Monday night the City Commission was presented with a petition signed by over 90 people from the adjacent neighborhood and along the corridor itself (letter and signatures below). This morning, their efforts were covered by our local newspaper (Residents and businesses demand action on Eighth St. ). They specifically ask for a trial of a road conversion from four-lanes to three-lanes.
Although the idea of using “just paint” needs to be considered, in order to do that a short-term resurfacing is likely required. That begs the question: Why not just reconstruct the street (the whole street, from property line to property line) as early as 2015-16?
Certainly, there’s support for something bold and city residents only 25 weeks ago affirmed that they are willing to pay for infrastructure improvements when they carried the county road mileage. Currently, the plan isn’t to invest in this four lanes section of the city until 2018-19. That’s too long. Not only is it in rough shape, as mentioned last week, it under-performs as a street and as a road. The four-lane section of Eighth St. was the inspiration for the Corridor Improvement Plan.
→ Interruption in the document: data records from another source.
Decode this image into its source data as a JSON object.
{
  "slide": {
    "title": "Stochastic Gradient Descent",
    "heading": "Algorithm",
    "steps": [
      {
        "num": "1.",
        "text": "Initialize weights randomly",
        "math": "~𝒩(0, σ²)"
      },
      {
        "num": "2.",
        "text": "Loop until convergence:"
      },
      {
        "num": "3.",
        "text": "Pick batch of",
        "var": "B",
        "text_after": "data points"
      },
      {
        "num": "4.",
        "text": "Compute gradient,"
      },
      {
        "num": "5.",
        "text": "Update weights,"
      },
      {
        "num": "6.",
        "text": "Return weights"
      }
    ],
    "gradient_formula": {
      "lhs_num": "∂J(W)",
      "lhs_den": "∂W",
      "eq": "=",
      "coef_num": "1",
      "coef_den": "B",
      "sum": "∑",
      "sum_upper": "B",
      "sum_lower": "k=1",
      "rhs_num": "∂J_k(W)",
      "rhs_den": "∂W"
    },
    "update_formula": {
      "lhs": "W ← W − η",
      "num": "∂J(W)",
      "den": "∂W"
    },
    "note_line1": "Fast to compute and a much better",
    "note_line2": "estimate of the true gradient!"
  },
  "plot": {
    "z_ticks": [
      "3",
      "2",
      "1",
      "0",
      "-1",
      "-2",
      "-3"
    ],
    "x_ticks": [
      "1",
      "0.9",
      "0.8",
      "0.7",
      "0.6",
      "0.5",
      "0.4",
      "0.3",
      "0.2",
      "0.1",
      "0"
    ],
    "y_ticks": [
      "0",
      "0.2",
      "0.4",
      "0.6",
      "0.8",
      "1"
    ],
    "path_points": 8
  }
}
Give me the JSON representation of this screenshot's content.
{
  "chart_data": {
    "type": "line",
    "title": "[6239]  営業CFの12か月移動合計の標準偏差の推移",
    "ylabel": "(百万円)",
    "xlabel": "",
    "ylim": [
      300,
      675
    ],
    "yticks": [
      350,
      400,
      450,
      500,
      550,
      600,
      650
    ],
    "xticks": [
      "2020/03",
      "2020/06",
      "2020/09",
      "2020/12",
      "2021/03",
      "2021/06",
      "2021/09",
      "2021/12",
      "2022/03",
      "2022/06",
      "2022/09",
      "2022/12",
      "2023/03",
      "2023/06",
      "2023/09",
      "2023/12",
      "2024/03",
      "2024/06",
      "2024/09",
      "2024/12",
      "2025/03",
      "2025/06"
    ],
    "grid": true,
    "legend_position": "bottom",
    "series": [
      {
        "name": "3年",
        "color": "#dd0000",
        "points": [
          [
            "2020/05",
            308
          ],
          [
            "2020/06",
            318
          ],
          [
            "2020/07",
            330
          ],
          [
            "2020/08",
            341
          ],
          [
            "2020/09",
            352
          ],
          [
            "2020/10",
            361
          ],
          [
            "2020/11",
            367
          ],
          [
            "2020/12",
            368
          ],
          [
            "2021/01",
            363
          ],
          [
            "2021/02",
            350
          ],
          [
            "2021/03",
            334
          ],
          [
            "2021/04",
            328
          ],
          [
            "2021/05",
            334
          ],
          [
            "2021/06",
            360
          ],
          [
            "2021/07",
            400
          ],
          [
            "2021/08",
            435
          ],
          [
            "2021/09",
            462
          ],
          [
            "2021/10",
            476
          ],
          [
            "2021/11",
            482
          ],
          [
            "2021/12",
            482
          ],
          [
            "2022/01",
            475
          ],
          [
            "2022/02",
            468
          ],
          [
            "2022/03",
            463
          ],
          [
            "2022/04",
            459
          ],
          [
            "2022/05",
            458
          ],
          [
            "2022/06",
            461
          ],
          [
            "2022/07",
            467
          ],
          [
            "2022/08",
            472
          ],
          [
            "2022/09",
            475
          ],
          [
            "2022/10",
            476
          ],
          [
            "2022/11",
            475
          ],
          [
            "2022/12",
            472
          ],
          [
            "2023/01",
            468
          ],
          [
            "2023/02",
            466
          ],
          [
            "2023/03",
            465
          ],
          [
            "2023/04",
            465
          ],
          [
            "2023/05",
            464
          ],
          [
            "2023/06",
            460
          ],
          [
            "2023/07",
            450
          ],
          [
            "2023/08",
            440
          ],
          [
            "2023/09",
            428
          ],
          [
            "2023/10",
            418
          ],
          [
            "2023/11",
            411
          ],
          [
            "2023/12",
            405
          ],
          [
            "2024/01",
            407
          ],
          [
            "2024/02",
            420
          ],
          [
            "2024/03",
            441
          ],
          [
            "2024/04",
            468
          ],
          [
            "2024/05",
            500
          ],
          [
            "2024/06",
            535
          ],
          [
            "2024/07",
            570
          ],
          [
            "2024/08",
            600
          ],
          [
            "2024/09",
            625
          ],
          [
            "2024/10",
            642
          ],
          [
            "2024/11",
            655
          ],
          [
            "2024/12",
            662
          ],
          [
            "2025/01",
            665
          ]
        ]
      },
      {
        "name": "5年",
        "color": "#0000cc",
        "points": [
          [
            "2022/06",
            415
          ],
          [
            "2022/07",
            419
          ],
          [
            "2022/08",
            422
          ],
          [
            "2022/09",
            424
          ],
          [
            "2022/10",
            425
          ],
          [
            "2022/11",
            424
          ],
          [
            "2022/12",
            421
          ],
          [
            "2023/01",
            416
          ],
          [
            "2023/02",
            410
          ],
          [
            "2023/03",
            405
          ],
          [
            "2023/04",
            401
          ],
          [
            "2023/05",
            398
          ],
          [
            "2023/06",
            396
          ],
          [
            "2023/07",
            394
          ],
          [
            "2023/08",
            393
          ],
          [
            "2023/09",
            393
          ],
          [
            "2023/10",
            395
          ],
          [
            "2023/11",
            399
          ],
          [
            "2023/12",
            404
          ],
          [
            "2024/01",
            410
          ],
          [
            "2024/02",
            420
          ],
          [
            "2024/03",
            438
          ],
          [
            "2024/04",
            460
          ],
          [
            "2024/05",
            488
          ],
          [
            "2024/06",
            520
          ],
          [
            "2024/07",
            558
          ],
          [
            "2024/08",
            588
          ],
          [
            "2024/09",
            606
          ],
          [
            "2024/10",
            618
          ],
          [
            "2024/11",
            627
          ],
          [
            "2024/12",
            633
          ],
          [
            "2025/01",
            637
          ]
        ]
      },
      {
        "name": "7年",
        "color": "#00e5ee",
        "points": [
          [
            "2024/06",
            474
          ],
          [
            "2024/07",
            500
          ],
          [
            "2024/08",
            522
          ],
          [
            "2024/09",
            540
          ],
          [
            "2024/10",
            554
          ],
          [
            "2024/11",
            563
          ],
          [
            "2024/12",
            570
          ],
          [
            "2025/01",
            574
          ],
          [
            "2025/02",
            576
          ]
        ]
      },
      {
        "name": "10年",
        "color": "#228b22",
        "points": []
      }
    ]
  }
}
I think we are ready to make it a priority.
What do you think?
Here are a few comments sent in response to last week’s post:
Jane Dinnen: “I would like to see this road primarily serve its nearby citizens safely and with local economic development. As an 8th St homeowner, I think this serves to strengthen the live-ability of the locals while supporting the greater good – just not at an undue expense to the local.”
And a wish list from Sharon Fletcher: “1. Road diet for sure! Three lanes or two with parking, with both options including bike lanes, would be better for all users than the four there now… 2. A better bridge. The sidewalks on the bridge are too narrow and close to the street… 3. Wider sidewalks throughout the corridor, far enough removed from the road so that pedestrians don’t have to walk through several inches of plow muck in the winter… 4. Parking and vehicle access to businesses via the side streets and alleys…. 5. A really good Indian restaurant.“
I think we all agree on the last point.